ECLI:NL:HR:2012:BW4824
Hoge Raad
- Cassatie
- Rechtspraak.nl
Echtscheiding en alimentatie; vaststelling draagkracht en verdeling goederen uit hoofde van huwelijkse voorwaarden
In deze zaak heeft de Hoge Raad op 4 mei 2012 uitspraak gedaan in een cassatieprocedure die voortvloeide uit een echtscheiding. De verzoekster, de vrouw, had beroep in cassatie ingesteld tegen een beschikking van het gerechtshof te 's-Gravenhage. De zaak betrof onder andere de vaststelling van de alimentatie en de draagkracht van de man, alsook de verdeling van goederen op basis van huwelijkse voorwaarden. De rechtbank Rotterdam had eerder in twee beschikkingen op 4 augustus 2008 en 29 december 2009 beslissingen genomen die relevant waren voor deze zaak.
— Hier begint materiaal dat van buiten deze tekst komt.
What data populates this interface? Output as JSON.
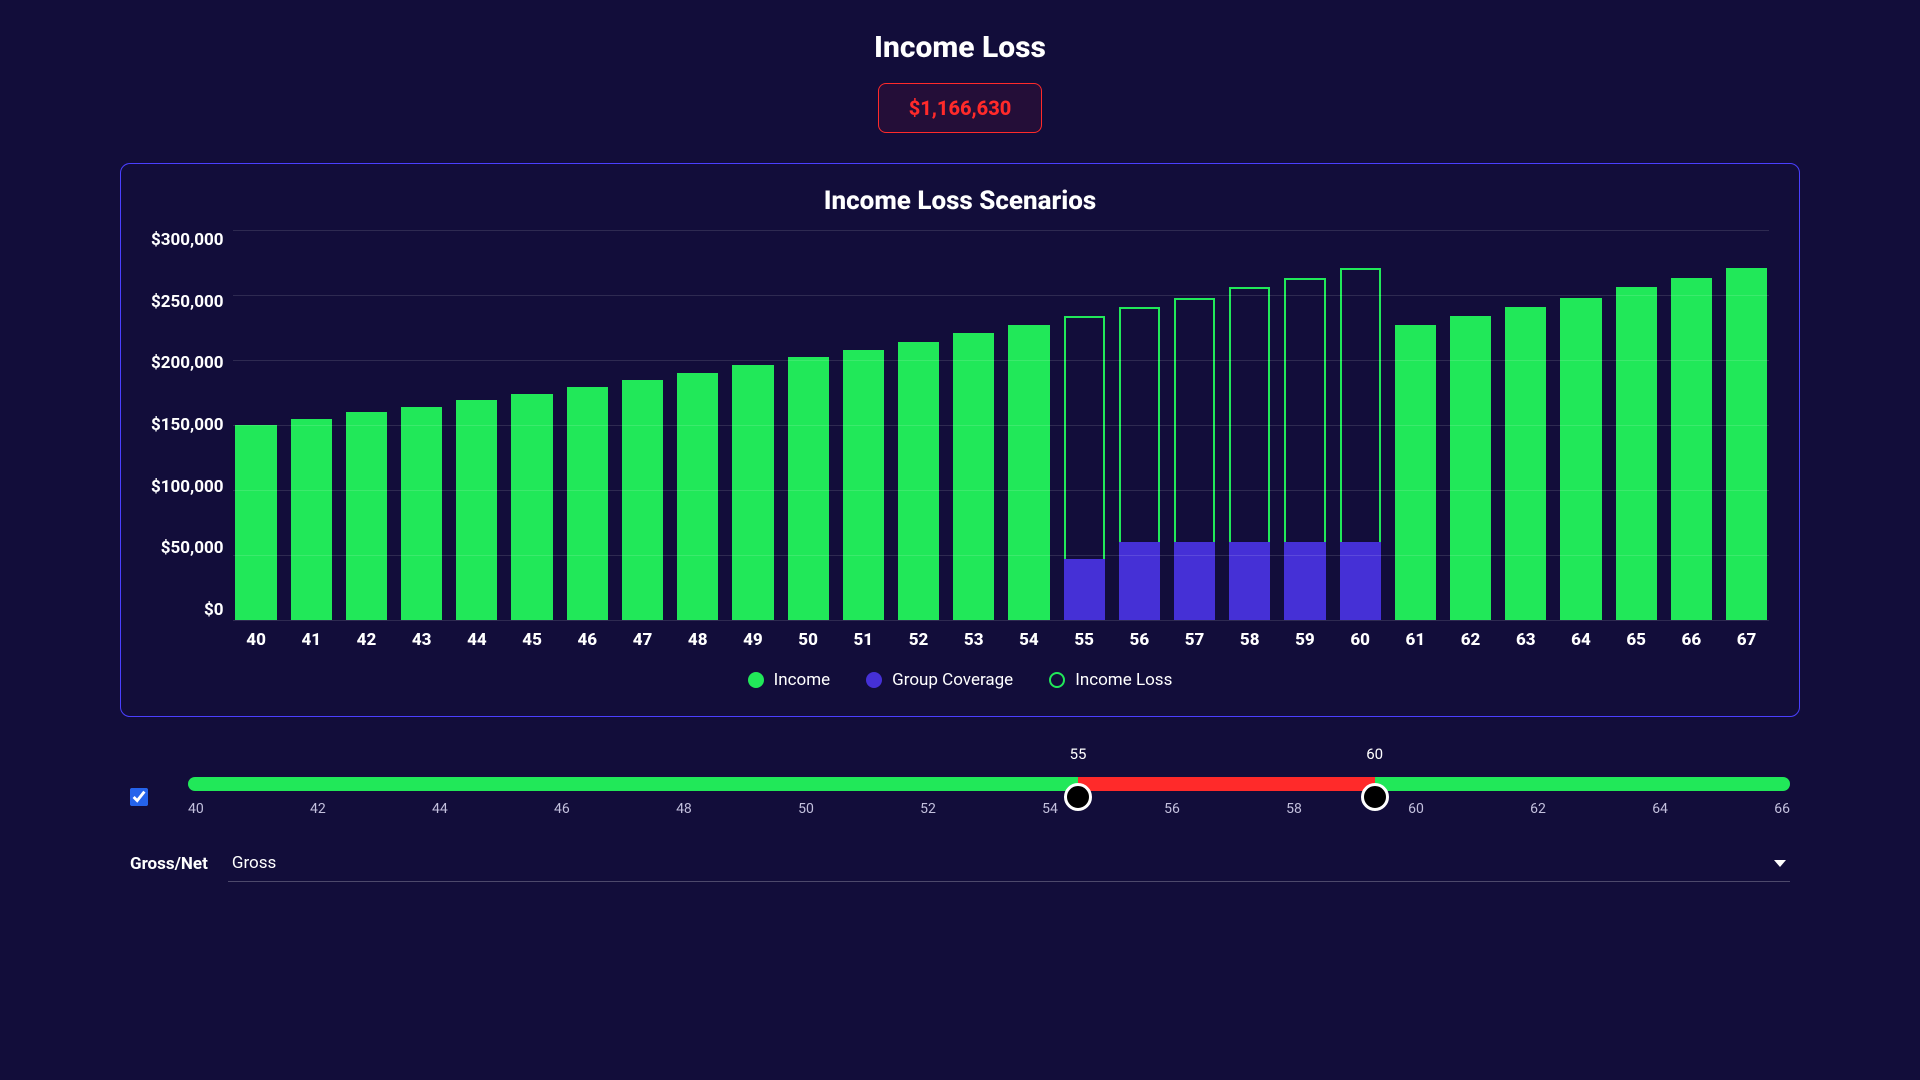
{
  "colors": {
    "background": "#120d3a",
    "card_border": "#4a3fff",
    "income": "#21e859",
    "group_coverage": "#4530d6",
    "loss_red": "#ff2a2a",
    "slider_green": "#21e859",
    "slider_red": "#ff2a2a",
    "grid": "rgba(255,255,255,0.12)",
    "text": "#ffffff"
  },
  "header": {
    "title": "Income Loss",
    "amount": "$1,166,630"
  },
  "chart": {
    "type": "bar",
    "title": "Income Loss Scenarios",
    "y_axis": {
      "min": 0,
      "max": 300000,
      "step": 50000,
      "labels": [
        "$300,000",
        "$250,000",
        "$200,000",
        "$150,000",
        "$100,000",
        "$50,000",
        "$0"
      ]
    },
    "x_axis": {
      "labels": [
        "40",
        "41",
        "42",
        "43",
        "44",
        "45",
        "46",
        "47",
        "48",
        "49",
        "50",
        "51",
        "52",
        "53",
        "54",
        "55",
        "56",
        "57",
        "58",
        "59",
        "60",
        "61",
        "62",
        "63",
        "64",
        "65",
        "66",
        "67"
      ]
    },
    "series": [
      {
        "age": 40,
        "income": 150000,
        "group": 0,
        "loss": 0
      },
      {
        "age": 41,
        "income": 155000,
        "group": 0,
        "loss": 0
      },
      {
        "age": 42,
        "income": 160000,
        "group": 0,
        "loss": 0
      },
      {
        "age": 43,
        "income": 164000,
        "group": 0,
        "loss": 0
      },
      {
        "age": 44,
        "income": 169000,
        "group": 0,
        "loss": 0
      },
      {
        "age": 45,
        "income": 174000,
        "group": 0,
        "loss": 0
      },
      {
        "age": 46,
        "income": 179000,
        "group": 0,
        "loss": 0
      },
      {
        "age": 47,
        "income": 185000,
        "group": 0,
        "loss": 0
      },
      {
        "age": 48,
        "income": 190000,
        "group": 0,
        "loss": 0
      },
      {
        "age": 49,
        "income": 196000,
        "group": 0,
        "loss": 0
      },
      {
        "age": 50,
        "income": 202000,
        "group": 0,
        "loss": 0
      },
      {
        "age": 51,
        "income": 208000,
        "group": 0,
        "loss": 0
      },
      {
        "age": 52,
        "income": 214000,
        "group": 0,
        "loss": 0
      },
      {
        "age": 53,
        "income": 221000,
        "group": 0,
        "loss": 0
      },
      {
        "age": 54,
        "income": 227000,
        "group": 0,
        "loss": 0
      },
      {
        "age": 55,
        "income": 0,
        "group": 47000,
        "loss": 234000
      },
      {
        "age": 56,
        "income": 0,
        "group": 60000,
        "loss": 241000
      },
      {
        "age": 57,
        "income": 0,
        "group": 60000,
        "loss": 248000
      },
      {
        "age": 58,
        "income": 0,
        "group": 60000,
        "loss": 256000
      },
      {
        "age": 59,
        "income": 0,
        "group": 60000,
        "loss": 263000
      },
      {
        "age": 60,
        "income": 0,
        "group": 60000,
        "loss": 271000
      },
      {
        "age": 61,
        "income": 227000,
        "group": 0,
        "loss": 0
      },
      {
        "age": 62,
        "income": 234000,
        "group": 0,
        "loss": 0
      },
      {
        "age": 63,
        "income": 241000,
        "group": 0,
        "loss": 0
      },
      {
        "age": 64,
        "income": 248000,
        "group": 0,
        "loss": 0
      },
      {
        "age": 65,
        "income": 256000,
        "group": 0,
        "loss": 0
      },
      {
        "age": 66,
        "income": 263000,
        "group": 0,
        "loss": 0
      },
      {
        "age": 67,
        "income": 271000,
        "group": 0,
        "loss": 0
      }
    ],
    "legend": [
      {
        "label": "Income",
        "style": "income"
      },
      {
        "label": "Group Coverage",
        "style": "group"
      },
      {
        "label": "Income Loss",
        "style": "loss"
      }
    ]
  },
  "slider": {
    "checkbox_checked": true,
    "min": 40,
    "max": 67,
    "low_value": 55,
    "high_value": 60,
    "low_label": "55",
    "high_label": "60",
    "tick_labels": [
      "40",
      "42",
      "44",
      "46",
      "48",
      "50",
      "52",
      "54",
      "56",
      "58",
      "60",
      "62",
      "64",
      "66"
    ]
  },
  "dropdown": {
    "label": "Gross/Net",
    "selected": "Gross"
  }
}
Het gerechtshof had op 1 juni 2011 een beschikking gegeven, waartegen de vrouw cassatie heeft ingesteld. De man, verweerder in cassatie, is niet verschenen en heeft geen verweerschrift ingediend. De conclusie van de Advocaat-Generaal J.L.R.A. Huydecoper was om het beroep te verwerpen. De advocaat van de vrouw heeft hierop gereageerd in een brief van 13 april 2012. De Hoge Raad heeft de aangevoerde klachten in de middelen beoordeeld en geconcludeerd dat deze niet tot cassatie konden leiden. De Hoge Raad oordeelde dat er geen nadere motivering nodig was, aangezien de klachten niet nopen tot beantwoording van rechtsvragen in het belang van de rechtseenheid of de rechtsontwikkeling. Uiteindelijk heeft de Hoge Raad het beroep verworpen, en deze beschikking is openbaar uitgesproken door vice-president W.A.M. van Schendel.